Well there is a chance that it is not really an out of process invocation. But a LabVIEW DLL consists of 3 things. 1) a stub loader 2) a C compiled wrapper for each function 3) the compiled LabVIEW VI (and subVIs) for each function The stub loader is responsible to locate the right LabVIEW runtime and load it but does skip that if it determines that the current calling process already contains a compatible LabVIEW runtime of the same version. This can be also the runtime environment of the LabVIEW IDE. This not only speeds up the initialization of the DLL but also allows more efficient passing of function parameters since otherwise all parameters need to be copied from the calling environment into the DLL environment, as Shaun has quoted already. So while the LabVIEW DLL is loaded into the process, it is not entirely sure if the LabVIEW runtime is also loaded into the same process if the stub loader determines that the current LabVIEW runtime kernel can not execute the VIs in the DLL because of version differences. While possible it certainly poses some difficulties in terms of heap management but out of process invocation would also cause its own kind of challenges.

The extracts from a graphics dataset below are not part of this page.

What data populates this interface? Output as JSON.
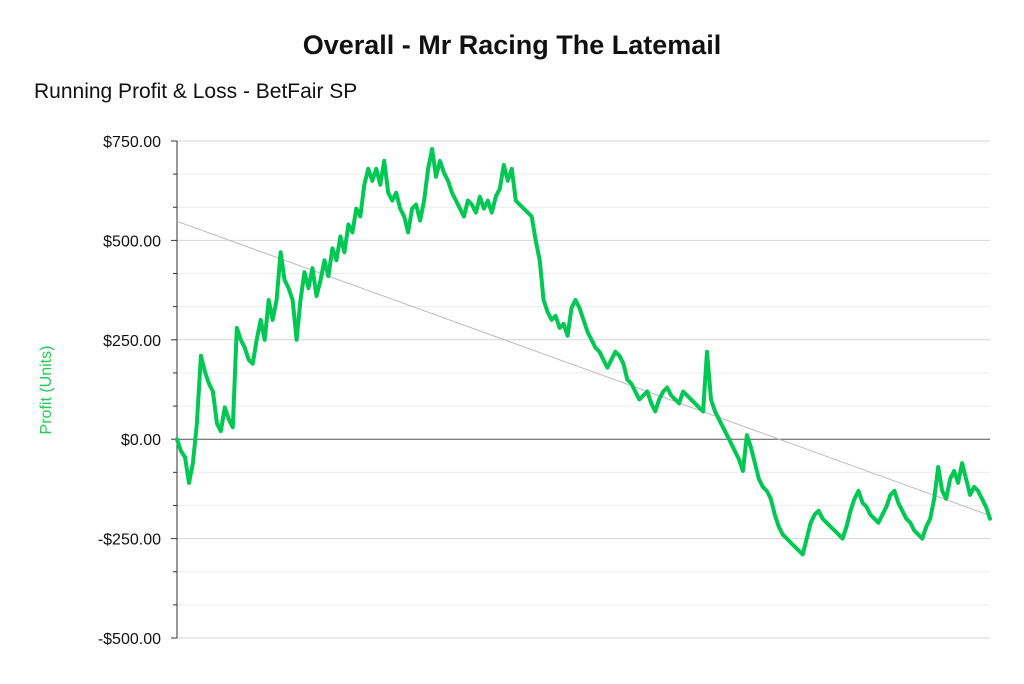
{
  "chart_data": {
    "type": "line",
    "title": "Overall - Mr Racing The Latemail",
    "subtitle": "Running Profit & Loss - BetFair SP",
    "ylabel": "Profit (Units)",
    "ylim": [
      -500,
      750
    ],
    "yticks": [
      750,
      500,
      250,
      0,
      -250,
      -500
    ],
    "ytick_labels": [
      "$750.00",
      "$500.00",
      "$250.00",
      "$0.00",
      "-$250.00",
      "-$500.00"
    ],
    "grid": true,
    "legend": "none",
    "colors": {
      "series": "#00c853",
      "trend": "#bbbbbb",
      "zero_line": "#555555",
      "ylabel": "#22cc55"
    },
    "series": [
      {
        "values": [
          0,
          -30,
          -45,
          -110,
          -60,
          40,
          210,
          170,
          140,
          120,
          40,
          20,
          80,
          50,
          30,
          280,
          250,
          230,
          200,
          190,
          250,
          300,
          250,
          350,
          300,
          350,
          470,
          400,
          380,
          350,
          250,
          350,
          420,
          380,
          430,
          360,
          400,
          450,
          410,
          480,
          450,
          510,
          470,
          540,
          520,
          580,
          560,
          640,
          680,
          650,
          680,
          640,
          700,
          620,
          600,
          620,
          580,
          560,
          520,
          580,
          590,
          550,
          600,
          680,
          730,
          660,
          700,
          670,
          650,
          620,
          600,
          580,
          560,
          600,
          590,
          570,
          610,
          580,
          600,
          570,
          610,
          630,
          690,
          650,
          680,
          600,
          590,
          580,
          570,
          560,
          500,
          450,
          350,
          320,
          300,
          310,
          280,
          290,
          260,
          330,
          350,
          330,
          300,
          270,
          250,
          230,
          220,
          200,
          180,
          200,
          220,
          210,
          190,
          150,
          140,
          120,
          100,
          110,
          120,
          90,
          70,
          100,
          120,
          130,
          110,
          100,
          90,
          120,
          110,
          100,
          90,
          80,
          70,
          220,
          100,
          70,
          50,
          30,
          10,
          -10,
          -30,
          -50,
          -80,
          10,
          -20,
          -60,
          -100,
          -120,
          -130,
          -150,
          -190,
          -220,
          -240,
          -250,
          -260,
          -270,
          -280,
          -290,
          -250,
          -210,
          -190,
          -180,
          -200,
          -210,
          -220,
          -230,
          -240,
          -250,
          -220,
          -180,
          -150,
          -130,
          -160,
          -170,
          -190,
          -200,
          -210,
          -190,
          -170,
          -140,
          -130,
          -160,
          -180,
          -200,
          -210,
          -230,
          -240,
          -250,
          -220,
          -200,
          -150,
          -70,
          -130,
          -150,
          -100,
          -80,
          -110,
          -60,
          -100,
          -140,
          -120,
          -130,
          -150,
          -170,
          -200
        ]
      }
    ],
    "trendline": {
      "start": 548,
      "end": -192
    }
  }
}
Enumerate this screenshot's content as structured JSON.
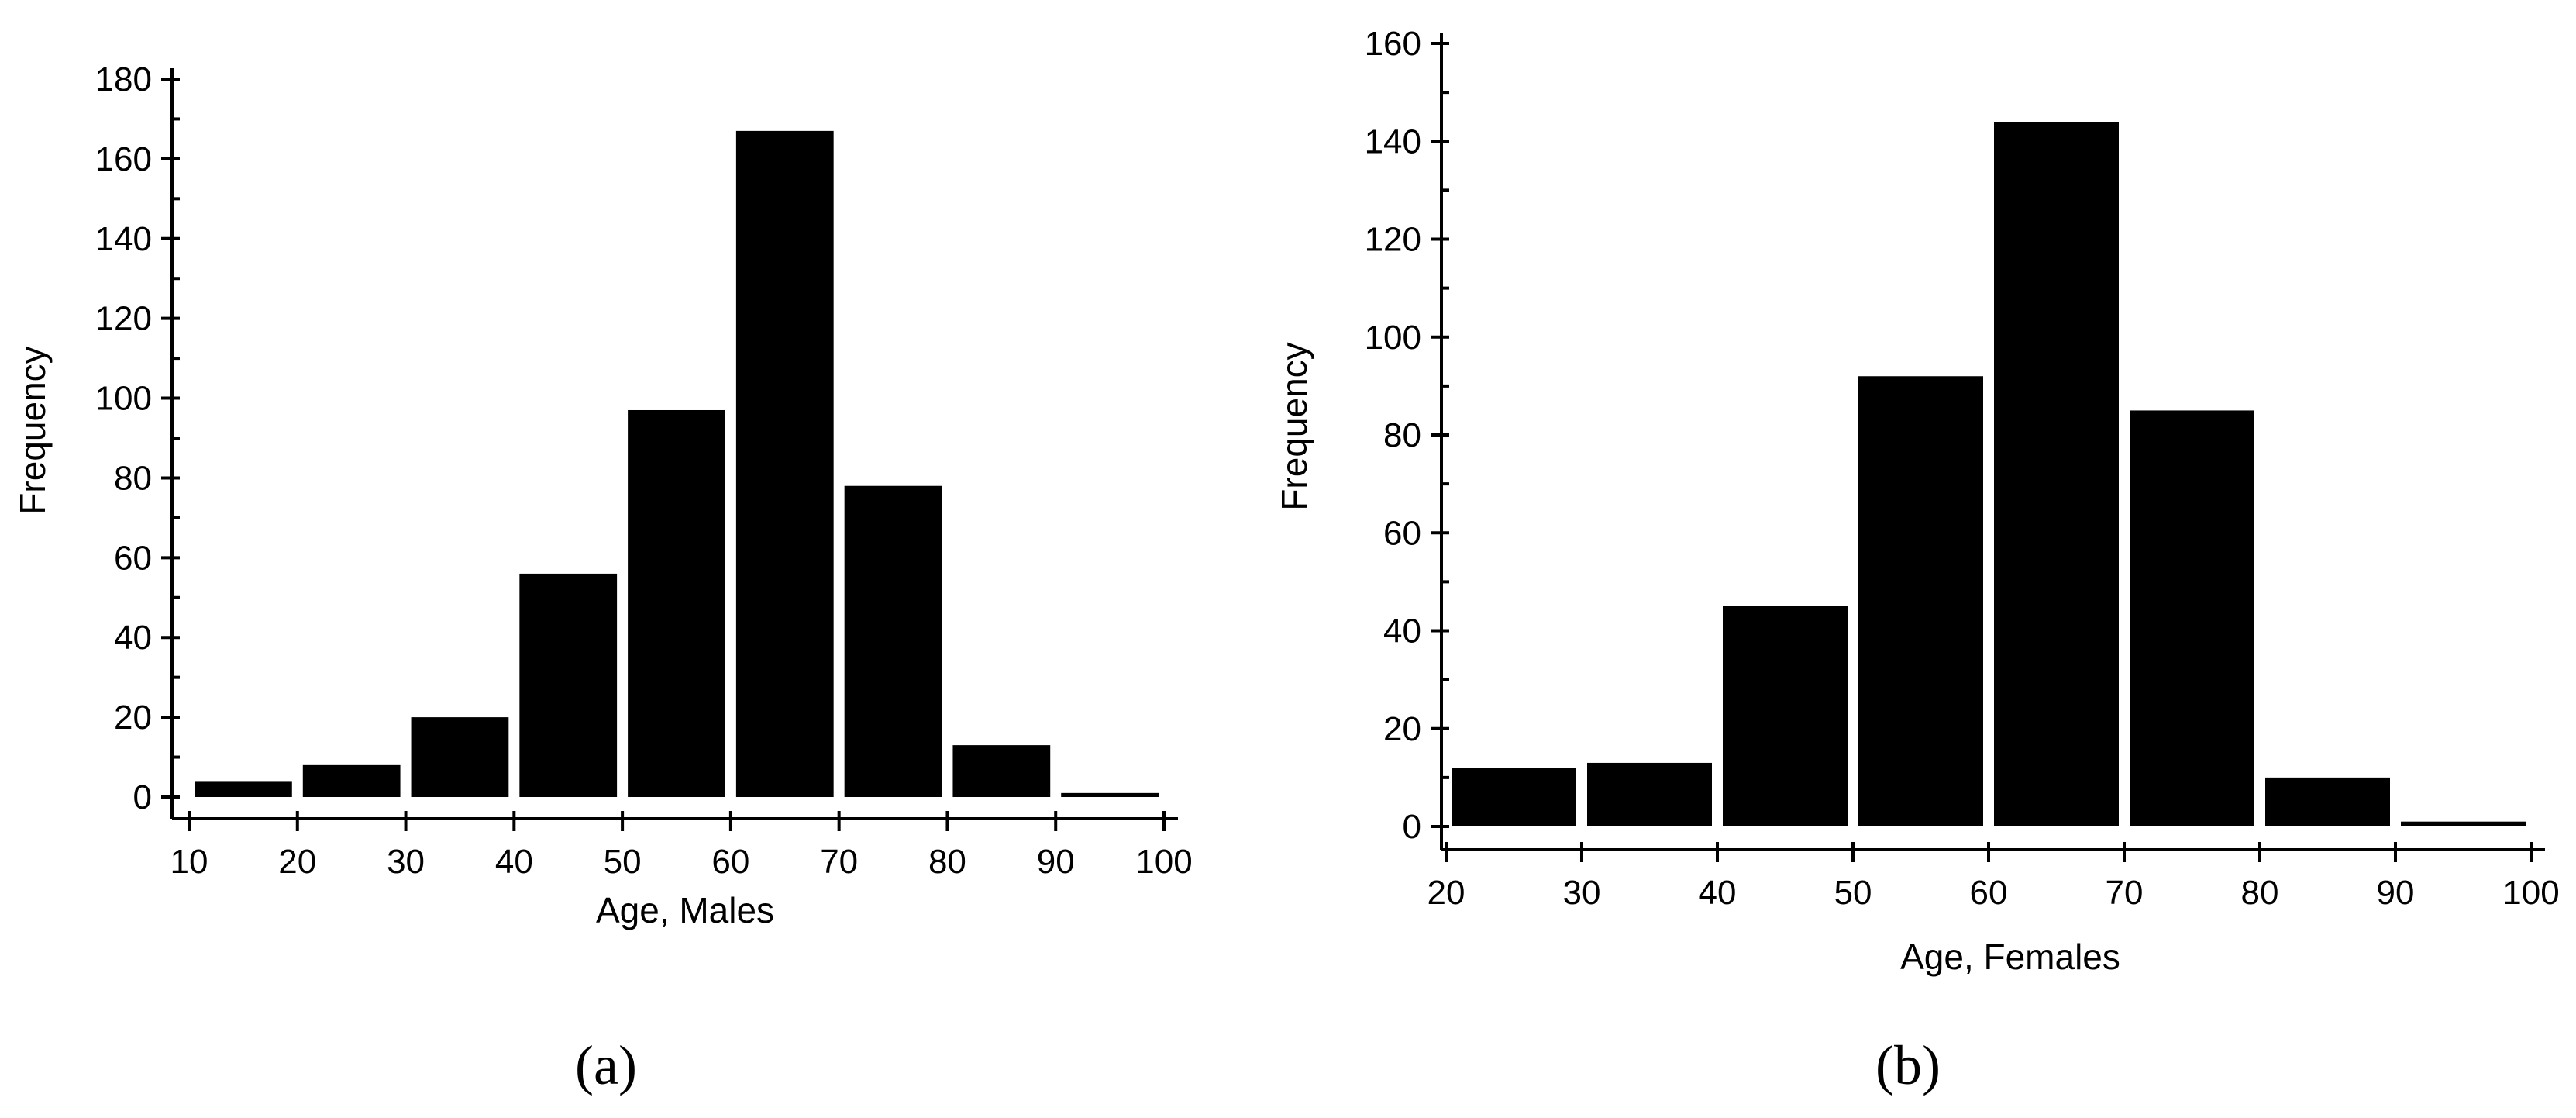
{
  "chart_data": [
    {
      "type": "bar",
      "panel_label": "(a)",
      "xlabel": "Age, Males",
      "ylabel": "Frequency",
      "bin_edges": [
        10,
        20,
        30,
        40,
        50,
        60,
        70,
        80,
        90,
        100
      ],
      "x_ticks": [
        10,
        20,
        30,
        40,
        50,
        60,
        70,
        80,
        90,
        100
      ],
      "values": [
        4,
        8,
        20,
        56,
        97,
        167,
        78,
        13,
        1
      ],
      "xlim": [
        10,
        100
      ],
      "ylim": [
        0,
        180
      ],
      "y_ticks": [
        0,
        20,
        40,
        60,
        80,
        100,
        120,
        140,
        160,
        180
      ],
      "grid": false,
      "bar_color": "#000000"
    },
    {
      "type": "bar",
      "panel_label": "(b)",
      "xlabel": "Age, Females",
      "ylabel": "Frequency",
      "bin_edges": [
        20,
        30,
        40,
        50,
        60,
        70,
        80,
        90,
        100
      ],
      "x_ticks": [
        20,
        30,
        40,
        50,
        60,
        70,
        80,
        90,
        100
      ],
      "values": [
        12,
        13,
        45,
        92,
        144,
        85,
        10,
        1
      ],
      "xlim": [
        20,
        100
      ],
      "ylim": [
        0,
        160
      ],
      "y_ticks": [
        0,
        20,
        40,
        60,
        80,
        100,
        120,
        140,
        160
      ],
      "grid": false,
      "bar_color": "#000000"
    }
  ]
}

I regularly do to find hidden objects in a diagram of inherited code but normally ignore the useless unconnected terminals warning. This last one was maybe sort of useful in old days but nowadays with event structure and what else I often end up with terminals just laying around in the according event structure without ever needing to be connected. For the rest I'm with everyone else here: Don't treat an analysis result like race conditions as a breaking error. It's a serious warning (unlike unconnected terminals) but certainly shouldn't break code execution by its own.

Geez, I completely forgot about asynchronous VISA. It has been years that I had to tinker with that because of flaky devices drivers.

Are you using any Call Library Nodes in your code? If they are from NI libraries they are likely ok but anything else is suspect. Badly configured Call Library Nodes or buggy external shared libraries have the potential to create exactly such problems. And LVOOP has the potential to be extra susceptible to such corruptions, but unless your LabVIEW installation itself got corrupted somehow is by no means the cause of them.

10 MB per DUT fully multiplied by the number of DUTs! That make me believe that you might have been setting reentrant on all VIs just to be on the safe side. While possible and LabVIEW being nowadays able to handle full reentrancy this is not a very scalable decision. Reentrancy by parallel VI hierarchies is often unavoidable but that should be an informed decision on a per VI case, and not a global setting.

Simply use an InitializeArray node with the datatype being U8 and length >=120, then convert it to a String with Byte Array to String. Changing the Call Library Node parameter to be an array of U8 would work too, but you would end up with a string that always contains 120 characters, but only the characters until the first NULL byte are meaningful. If you configure the Call Library Node to be a CStr pointer LabVIEW will take care on return to scan the string for this NULL character and limit the string length to be the correct size.